L’Oasis. 1970
C’était une fin de mois de septembre baignée d’une chaleur lourde comme il est habituel dans le nord de l’Afrique. J’étais seul maintenant face à un nouveau monde que je ressentais agressif et dont j’ignorais encore les règles. L’internat du lycée français d’Alger du début des années soixante-dix était perché sur une des collines très urbanisées de la ville qui somnolait entre un passé européen trop proche et un avenir démocratique trop lointain. Mon père venait de me « larguer » devant un petit pavillon colonial des années 20, tout couvert de mosaïques curieusement assorties à une végétation grimpante et envahissante, qui faisait office de réception, justement baptisé « Accueil », pour les internes en ce jour de rentrée.
C’était dimanche, j’avais 13 ans et j’avançais avec ma grosse valise de simili cuir marron entourée de sangles épaisses comme la ceinture d’Obélix, ou plutôt je me dandinais, entrainé à chaque foulée par le poids du bagage et par celui d’un repas trop vite avalé. Autour de moi des groupes d’inconnus joyeux et bruyants, filles et garçons parfois encore accompagnés de proches, occupés à des effusions de retrouvailles et me lançant par-dessous quelques regards curieux, ou carrément hostiles, et je le devinais, commentaient à la cantonade mon équipage laborieux. Il faut dire pour ma défense, que la liste fournie par l’intendance de l’établissement lors de la préinscription était un véritable trousseau de jeune marié, qu’avait scrupuleusement suivit mon père et son amie, me dotant ainsi comme une famille nombreuse !
« 99 », « 99 » m’assena en criant un petit homme sévère et barbichu, me voici devenu un numéro, quatre-vingt-dix-neuf parmi les cents garçons !
Quelques explications confuses me furent concédées pour m’indiquer mon nouveau logis, j’étais saoul de solitude et d’angoisse et je restais un moment interdit dans le hall bruyant de l’Accueil sachant d’instinct, qu’à cet instant je changeais de vie, encore.

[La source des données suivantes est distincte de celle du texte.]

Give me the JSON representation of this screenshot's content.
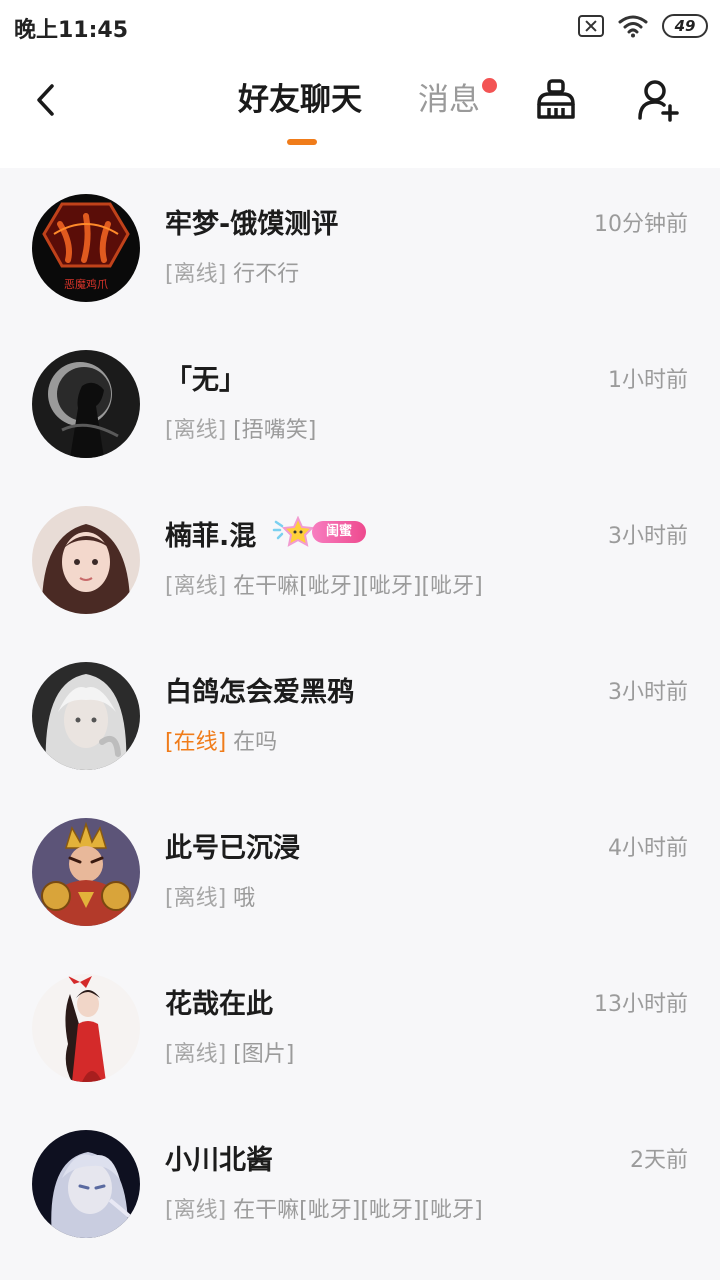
{
  "status_bar": {
    "time": "晚上11:45",
    "battery": "49"
  },
  "header": {
    "tab_friends": "好友聊天",
    "tab_messages": "消息"
  },
  "chats": [
    {
      "name": "牢梦-饿馍测评",
      "time": "10分钟前",
      "status": "[离线]",
      "status_type": "offline",
      "message": "行不行",
      "avatar_text": "恶魔鸡爪"
    },
    {
      "name": "「无」",
      "time": "1小时前",
      "status": "[离线]",
      "status_type": "offline",
      "message": "[捂嘴笑]"
    },
    {
      "name": "楠菲.混",
      "time": "3小时前",
      "status": "[离线]",
      "status_type": "offline",
      "message": "在干嘛[呲牙][呲牙][呲牙]",
      "badge": "闺蜜"
    },
    {
      "name": "白鸽怎会爱黑鸦",
      "time": "3小时前",
      "status": "[在线]",
      "status_type": "online",
      "message": "在吗"
    },
    {
      "name": "此号已沉浸",
      "time": "4小时前",
      "status": "[离线]",
      "status_type": "offline",
      "message": "哦"
    },
    {
      "name": "花哉在此",
      "time": "13小时前",
      "status": "[离线]",
      "status_type": "offline",
      "message": "[图片]"
    },
    {
      "name": "小川北酱",
      "time": "2天前",
      "status": "[离线]",
      "status_type": "offline",
      "message": "在干嘛[呲牙][呲牙][呲牙]"
    }
  ],
  "colors": {
    "accent": "#f07c1a",
    "unread_dot": "#f35454",
    "muted_text": "#9b9b9b",
    "badge_pink": "#ee4a8e"
  },
  "icons": {
    "back": "chevron-left-icon",
    "clean": "broom-icon",
    "add_friend": "add-user-icon"
  }
}
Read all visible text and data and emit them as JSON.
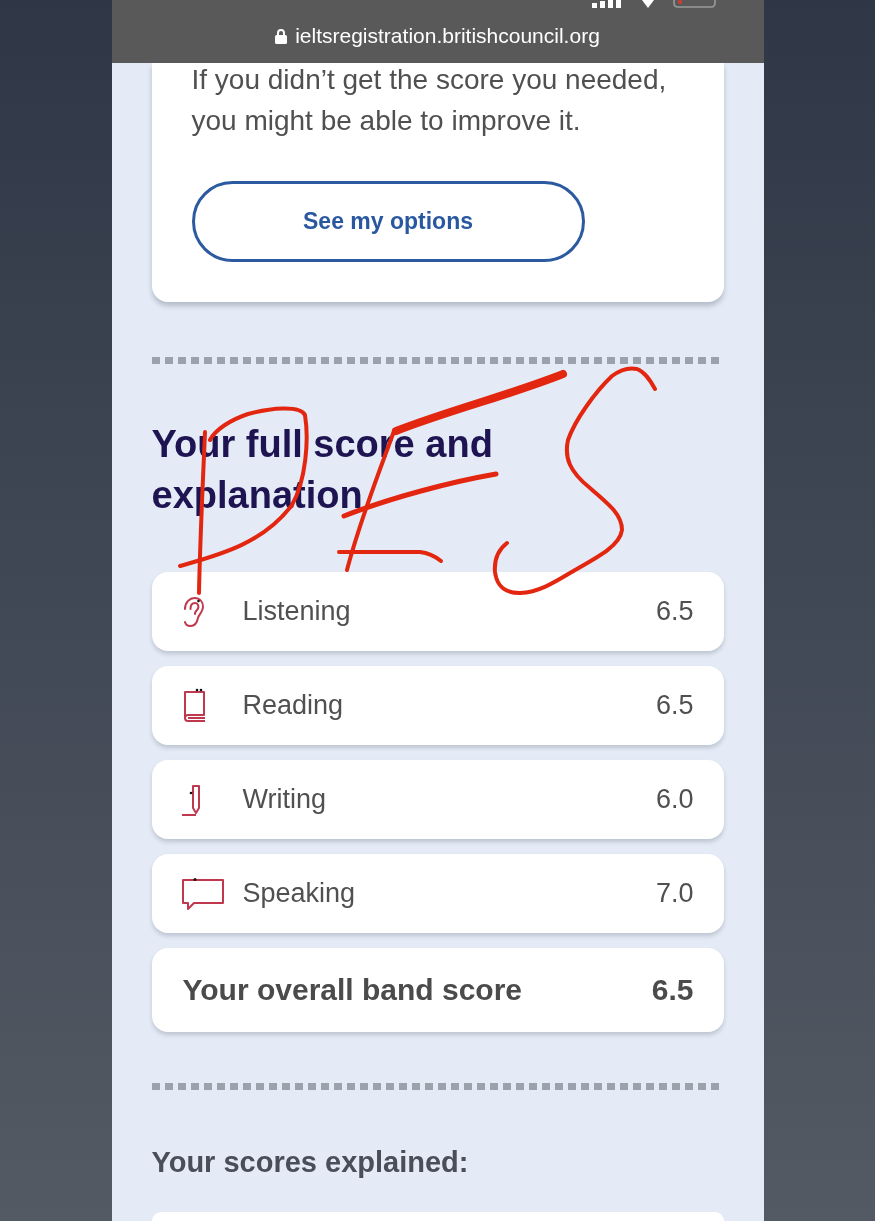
{
  "browser": {
    "secure": true,
    "url": "ieltsregistration.britishcouncil.org"
  },
  "improve_card": {
    "text": "If you didn’t get the score you needed, you might be able to improve it.",
    "button": "See my options"
  },
  "full_score": {
    "heading": "Your full score and explanation",
    "scores": [
      {
        "kind": "listening",
        "label": "Listening",
        "score": "6.5"
      },
      {
        "kind": "reading",
        "label": "Reading",
        "score": "6.5"
      },
      {
        "kind": "writing",
        "label": "Writing",
        "score": "6.0"
      },
      {
        "kind": "speaking",
        "label": "Speaking",
        "score": "7.0"
      }
    ],
    "overall": {
      "label": "Your overall band score",
      "score": "6.5"
    }
  },
  "scores_explained": {
    "heading": "Your scores explained:"
  }
}
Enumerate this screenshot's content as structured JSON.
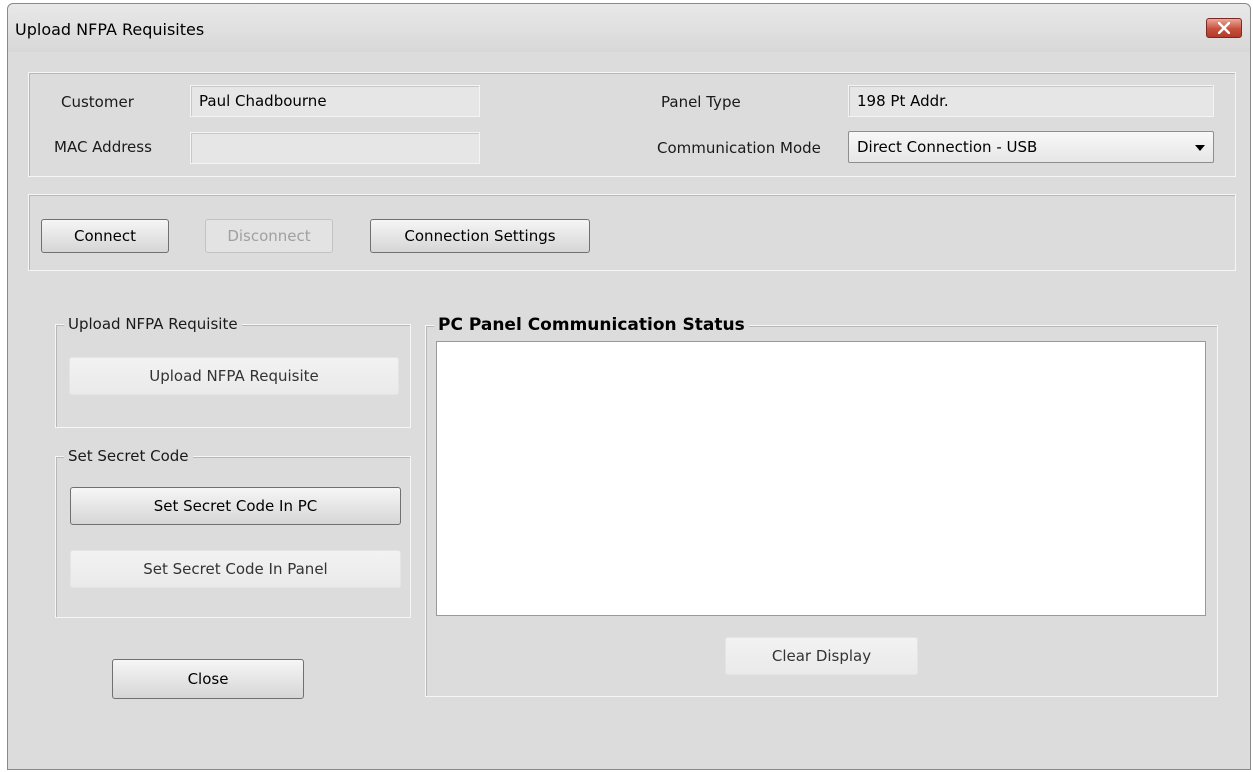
{
  "window": {
    "title": "Upload NFPA Requisites",
    "close_icon": "close-x-icon"
  },
  "top_form": {
    "customer_label": "Customer",
    "customer_value": "Paul Chadbourne",
    "mac_label": "MAC Address",
    "mac_value": "",
    "panel_type_label": "Panel Type",
    "panel_type_value": "198 Pt Addr.",
    "comm_mode_label": "Communication Mode",
    "comm_mode_value": "Direct Connection - USB"
  },
  "connection": {
    "connect": "Connect",
    "disconnect": "Disconnect",
    "settings": "Connection Settings"
  },
  "upload_group": {
    "caption": "Upload NFPA Requisite",
    "button": "Upload NFPA Requisite"
  },
  "secret_group": {
    "caption": "Set Secret Code",
    "pc_button": "Set Secret Code In PC",
    "panel_button": "Set Secret Code In Panel"
  },
  "status_group": {
    "caption": "PC Panel Communication Status",
    "content": "",
    "clear_button": "Clear Display"
  },
  "footer": {
    "close": "Close"
  }
}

Cela n’a jamais été mon fort l’immobilité, je pris donc ma valise démesurée et sortis au soleil. Un vrai labyrinthe cet internat fait de bâtiments dispersés dans un immense parc vallonné où les caoutchoucs géants dominaient parmi des centaines d’essences d’arbres et de plantes qui tenait plus d’un arborétum que d’un lycée. Pas de circulation d’autos, un paradis piétonnier. Je n’avais pas mesuré la distance, et la longueur du trajet lourdement chargé, me faisait transpirer et ahaner, tout en restant sur mes gardes, prêt à faire face à toute agression physique ou verbale qu’un « nouveau » était en droit d’attendre. J’étais déterminé à casser le plus de dents possibles.
A un moment, harassé, je marquais une pause près de mon fardeau posé au sol, un peu en contrebas mon allée donnait sur un rondpoint constitué d’une banquette circulaire en carrelage complètement ombragée par des bananiers plantés en son centre. Je perçu une présence qui me sembla hostile, avant les arbres, mais le contraste entre ombre et lumière, accentué par le soleil de face à cette heure de l’après-midi m’empêchait de voir. Je fis résolument face à l’ennemi et j’avançais hardiment, les poings serrés, enfin, soulagé par l’action. Je ne vis plus rien, ou plutôt qu’une vague ombre se tenant face à moi, pendant les quelques secondes qu’il fallut à mes pupilles pour se dilater dans la pénombre, mes pas s’arrêtèrent à moins d’un mètre de l’apparition, lentement la vue me revint.
Un éclair jaune avec des yeux d’un bleu gai, une jeune fille de mon âge, grande, blonde et généreuse, me faisait face, elle me sourit et je restais bête sans parler, face à elle, un trop long moment, puis j’esquissais un écart pendant qu’elle le faisait aussi du même côté ; nous nous heurtâmes, je m’excusais dans une langue inconnue, même de moi, ce qui la fit beaucoup rire, et elle riait encore en s’éloignant.
Après des dizaines d’années de vie je n’avais rien ressenti d’aussi fort sexuellement que ce heurt fugitif qui mêla quelques secondes nos corps et nos odeurs et qui me laissa stupéfait, les tempes brûlantes et le sexe durci, phénomène qui s’obstina de longues minutes, rajoutant une difficulté supplémentaire à ma manutention et c’est dans cet équipage indécent (les pantalons à l’époque étaient de toile fine) que j’arrivai enfin devant mon bâtiment : l’Oasis, le bien nommé. Ce fût mon premier amour féminin et ce fut réciproque.